Le Crédit agricole tient les comptes d’une grande majorité des exploitations agricoles. Il exerce par ce biais un rôle de vigie sur le paysage financier agricole. Un paysage fortement bousculé par une succession d’aléas. Les contreperformances de certaines filières, notamment en céréales, et le manque de confiance dans l’avenir ont des conséquences directes sur les montants des prêts accordés par l’organisme bancaire : 4 886,6 milliard d’euros de prêts agricoles ont été réalisés au premier semestre 2023. Contre 4,185 pour les 6 premiers mois de 2024. Quelle conjoncture agricole pour fin 2024 ?
Sombres perspectives sombres pour les céréales
Tout d’abord, les fermes céréalières investissent moins que l’an passé. Les emprunts contractés auprès du Crédit agricole par les agriculteurs, au premier semestre 2024, baissent par rapport au premier semestre 2023. En particulier pour :
- Le foncier : -95 millions d’euros.
- Les bâtiments : -65 millions d’euros.
- Et surtout le matériel : -338 millions d’euros.
Jean-Christophe Roubin, directeur du marché de l’agriculture au Crédit agricole SA, ne promet pas des lendemains enchantés pour les céréaliers. En cause : les perspectives de production dans plusieurs bassins de production comme la Russie, « avec des volumes bien meilleurs qu’attendus ». Idem pour les Etats-Unis. Parallèlement, les flux d’achats sont au ralenti. « Cela pourrait entraîner des conséquences baissières sur les prix », indique l’analyste du Crédit agricole.

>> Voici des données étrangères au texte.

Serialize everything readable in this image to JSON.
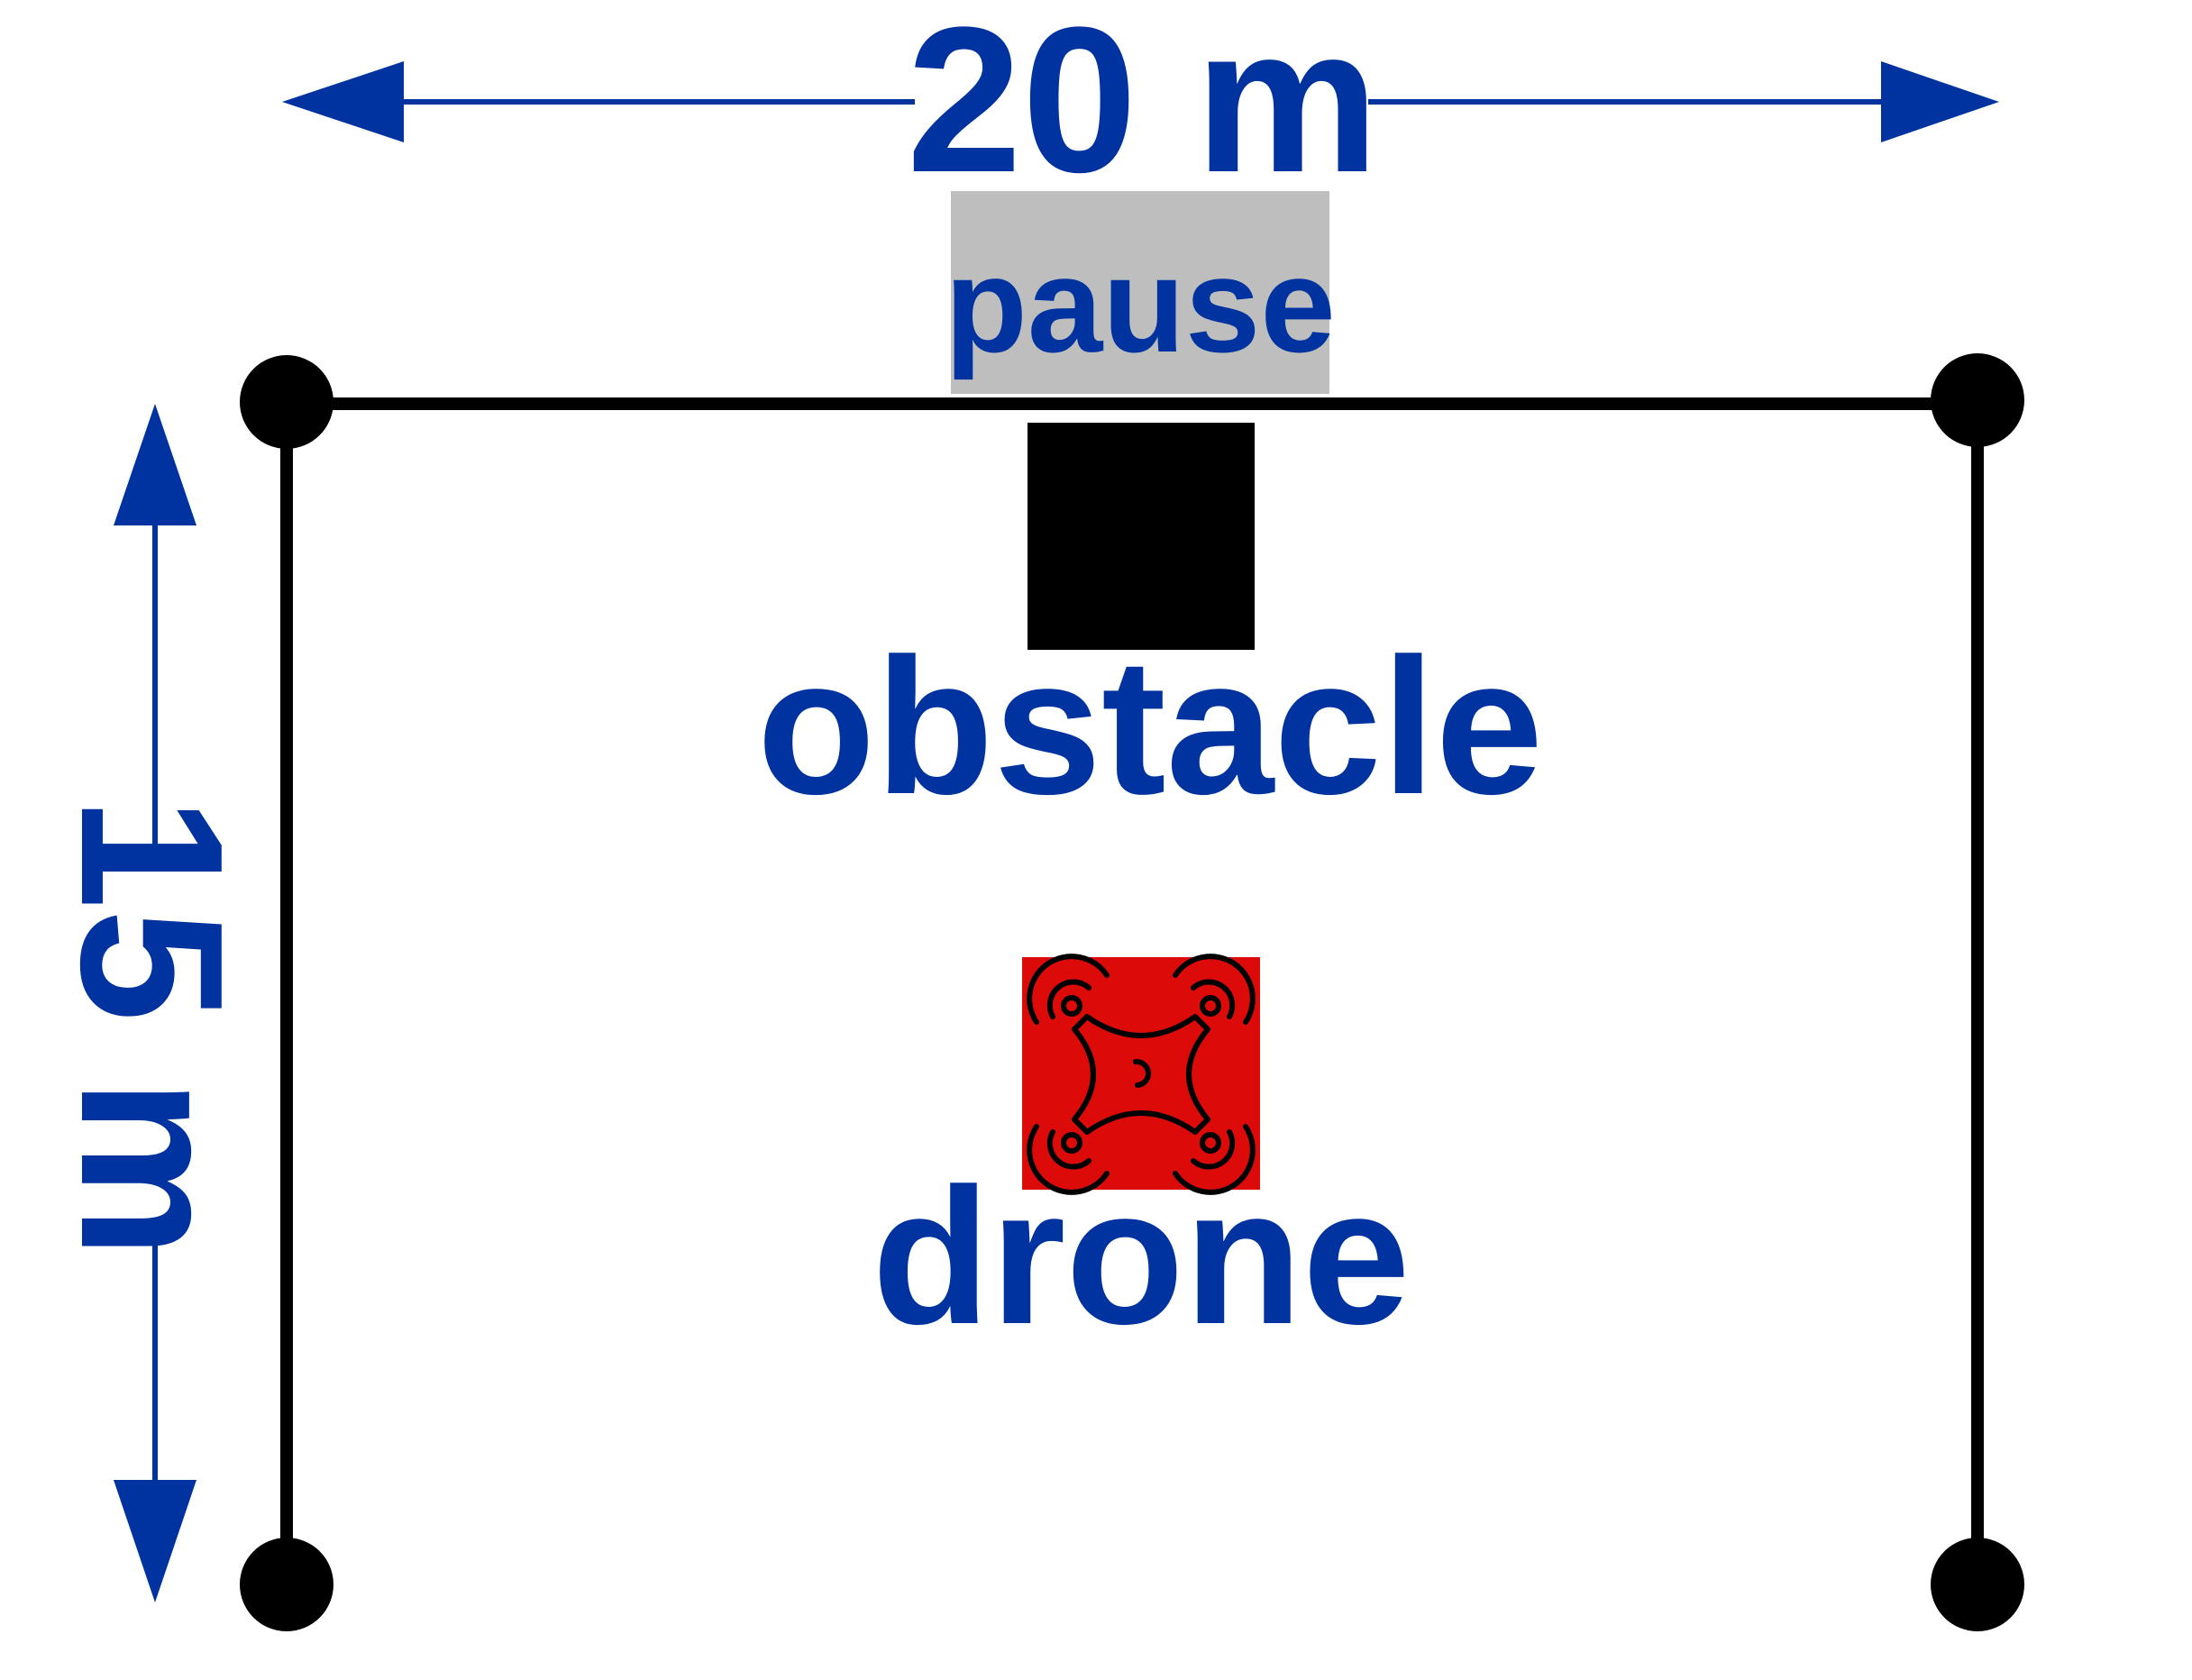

Conjoncture agricole favorable pour les produits laitiers pour fin 2024
« Les perspectives pour 2024 sont plutôt bonnes, avec un retour de la consommation de l’ensemble des produits laitiers. Ce qui devrait compenser l’absence d’augmentation tarifaire cette année » indique Jean-Christophe Roubin.
Le souci à plus long terme est le renouvellement des générations : « La filière a besoin de pérenniser la ressource laitière sur tout le territoire afin d’alimenter les outils industriels et maintenir la production nationale. »
Des cours du porc bien orientés
« Si le déséquilibre actuel tend à laisser penser que les prix des porcs devraient rester élevés, il convient de s’interroger sur la capacité de l’Espagne à réaliser ses exportations à destination des pays tiers, et notamment la Chine, de moins en moins acheteuse. Dans ce cas, le report d’une partie de ces exportations vers les autres pays de l’UE, notamment la France, viendraient perturber les marchés », observe Jean-Christophe Roubin.
L’analyse agricole demeure cependant assez optimiste : « Il nous semble très probable que les prix restent assez élevés. » Un contexte qui devrait inciter l’ensemble de la filière à continuer d’investir dans l’environnement, le bien-être animal ou la restructuration des abattoirs…
Hausse de la consommation de poulets de chair…
Les perspectives sont bonnes également pour la consommation de volaille de chair en France, selon le Crédit agricole. Les raisons ? « La volaille bénéficie d’atouts structurels importants tels que son prix, son image de produit sain, facile à cuisiner, neutre en goût et en texture, sans interdit religieux. » On s’attend à une hausse de la consommation française de près de 2% par an. Cependant, compte tenu de la concurrence, la pression sur les prix de vente est vive. Aujourd’hui, la moitié de la consommation française de poulets est importée. Alors que les volailles Label et Bio sont négativement impactées par leur coût de production et leur prix élevés.
…et de la consommation d’œufs
La hausse concerne aussi la consommation en œufs et d’ovo-produits. Une question taraude cependant les acteurs de cette filière : « Si les engagements de tous les distributeurs vers les hors cage en 2025 ne semblent pas remis en cause, une question se pose sur la capacité de la filière française à tenir ces engagements. Le départ potentiel d’éleveurs de poules en cage en 2026 pourrait générer une baisse importante de production et déclencher le recours aux importations », analyse Jean-Christophe Roubin. « Sur long terme, nous attendons le développement des œufs alternatifs (issus de poules au sol), qui sera le prochain standard et du plein air hors label rouge. » En revanche, les œufs label rouge et surtout bio, jugés chers, n’auront pas la même dynamique, prévient-il.